DNA was extracted from blood samples using a salting out extraction protocol (for samples from the eastern Pacific, Miller, Dykes & Polesky, 1988) or a Qiagen DNAeasy kit (for samples from western Pacific). Genomic DNA was used to construct nextRAD genotyping-by-sequencing libraries (SNPsaurus, LLC) using the Sbf1 enzyme as described by Baird et al. (2008). Genomic DNA was first fragmented with Nextera reagent (Illumina, Inc), which also ligates short adapter sequences to the ends of the fragments. The Nextera reaction was scaled for fragmenting 15 ng of genomic DNA, although 20 ng of genomic DNA was used for input to compensate for the amount of degraded DNA in the samples and to increase fragment sizes. Fragmented DNA was then amplified for 27 cycles at an annealing temperature of 74 oC, with one of the primers matching the adapter and extending ten nucleotides into the genomic DNA with the selective sequence GTGTAGAGCC. Only those fragments starting with that sequence can be hybridized by the selective sequence of the primer and efficiently amplified. This protocol resulted in a final library fragment size of 450 bp (Etter et al. 2011). The nextRAD libraries were sequenced on an Illumina NovaSeq 6000 with one lane of single-end 150 bp reads. All genomic library preparations and sequencing were completed at the University of Oregon.
Sequences were demultiplexed and then trimmed to 122 bp by SNPsaurus using the SNPsaurus pipeline with the bbduk package (BBMaptools, http://sourceforge.net/projects/bbmap/).
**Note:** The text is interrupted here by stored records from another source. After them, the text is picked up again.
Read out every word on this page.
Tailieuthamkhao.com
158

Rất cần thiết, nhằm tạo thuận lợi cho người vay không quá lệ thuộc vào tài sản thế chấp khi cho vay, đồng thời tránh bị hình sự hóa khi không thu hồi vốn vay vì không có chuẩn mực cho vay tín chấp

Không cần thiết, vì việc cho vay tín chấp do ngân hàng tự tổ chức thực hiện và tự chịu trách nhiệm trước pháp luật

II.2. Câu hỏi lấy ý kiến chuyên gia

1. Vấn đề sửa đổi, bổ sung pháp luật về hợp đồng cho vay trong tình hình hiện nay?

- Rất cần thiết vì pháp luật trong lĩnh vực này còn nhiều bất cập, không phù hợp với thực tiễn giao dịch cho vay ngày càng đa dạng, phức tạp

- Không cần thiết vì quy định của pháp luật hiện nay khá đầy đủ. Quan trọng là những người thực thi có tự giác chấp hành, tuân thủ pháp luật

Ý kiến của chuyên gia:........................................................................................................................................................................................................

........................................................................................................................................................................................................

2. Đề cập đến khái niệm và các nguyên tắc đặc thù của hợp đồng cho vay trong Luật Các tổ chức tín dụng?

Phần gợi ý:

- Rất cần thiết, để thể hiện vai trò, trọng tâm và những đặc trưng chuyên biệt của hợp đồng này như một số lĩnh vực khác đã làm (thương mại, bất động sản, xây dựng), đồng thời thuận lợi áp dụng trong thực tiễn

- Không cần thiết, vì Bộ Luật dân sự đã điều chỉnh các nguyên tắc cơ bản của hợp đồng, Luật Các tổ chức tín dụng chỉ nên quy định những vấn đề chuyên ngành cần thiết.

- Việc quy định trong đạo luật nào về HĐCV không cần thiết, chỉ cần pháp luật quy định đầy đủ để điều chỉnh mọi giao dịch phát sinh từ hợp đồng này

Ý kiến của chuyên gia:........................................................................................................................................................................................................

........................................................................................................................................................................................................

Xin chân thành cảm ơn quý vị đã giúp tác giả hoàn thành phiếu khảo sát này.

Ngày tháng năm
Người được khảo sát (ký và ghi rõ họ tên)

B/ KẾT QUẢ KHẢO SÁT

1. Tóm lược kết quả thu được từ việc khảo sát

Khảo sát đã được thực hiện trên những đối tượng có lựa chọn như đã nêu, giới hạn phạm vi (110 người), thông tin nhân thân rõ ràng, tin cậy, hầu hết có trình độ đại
Next, we assembled reference loci by collecting 10 million high quality reads, evenly from all of the samples (~70, 000 reads per individual were used), and excluding loci with fewer than seven or more than 700 reads. This range of seven to 700 represents a standardized number calculated by SNPsaurus to retain as many loci as possible without compromising the quality of the data with low quality reads. Overall mean depth of the reference genome was 65x. Loci that met the previously stated criteria were then aligned to the assembled reference genome using custom script from SNPsaurus (SNPsaurus, LLC). For the de novo alignment, we mapped 152,204,819 of the original 289,864,865 single-end reads to the de novo reference genome using an identity threshold of 0.95 using bbmap (BBMap tools). Genotype calling was done using the callvariants tool (BBMap tools), with the following settings (multisample=t rarity=0.05 minallelefraction=0.05 usebias=f ow=t nopassdot=f minedistmax=5 minedist=5 minavgmapq=15 minreadmapq=15 minstrandratio=0.0 strandedcov=t). The genotype data were converted to a VCF file where we filtered the data to remove loci with a minimum frequency of less than 3%, a Q-score below 20, and removed all individuals with greater than 60% missing data (an additional 13 individuals did not meet this criterion and were omitted from all analyses). The average percentage of missing data was much lower than this original threshold (mean=5.8% missing data; median = 3.3% missing data), although we included three individuals with 40% missing data because they grouped with other individuals from the same population. To ensure that relatedness did not skew our results we calculated relatedness among individuals in Genodive 3.04 (Miermans, 2020). Relatedness among individuals from the same population was <0.08, with exception to one pair that had a relatedness of 0.26, suggesting that one set of full siblings from Teuri were present in our data. Given the low level of relatedness among our data, we retained all samples in our analyses. We retained all of the 19,213 SNPs following the filtering for our examination of genetic-environment associations.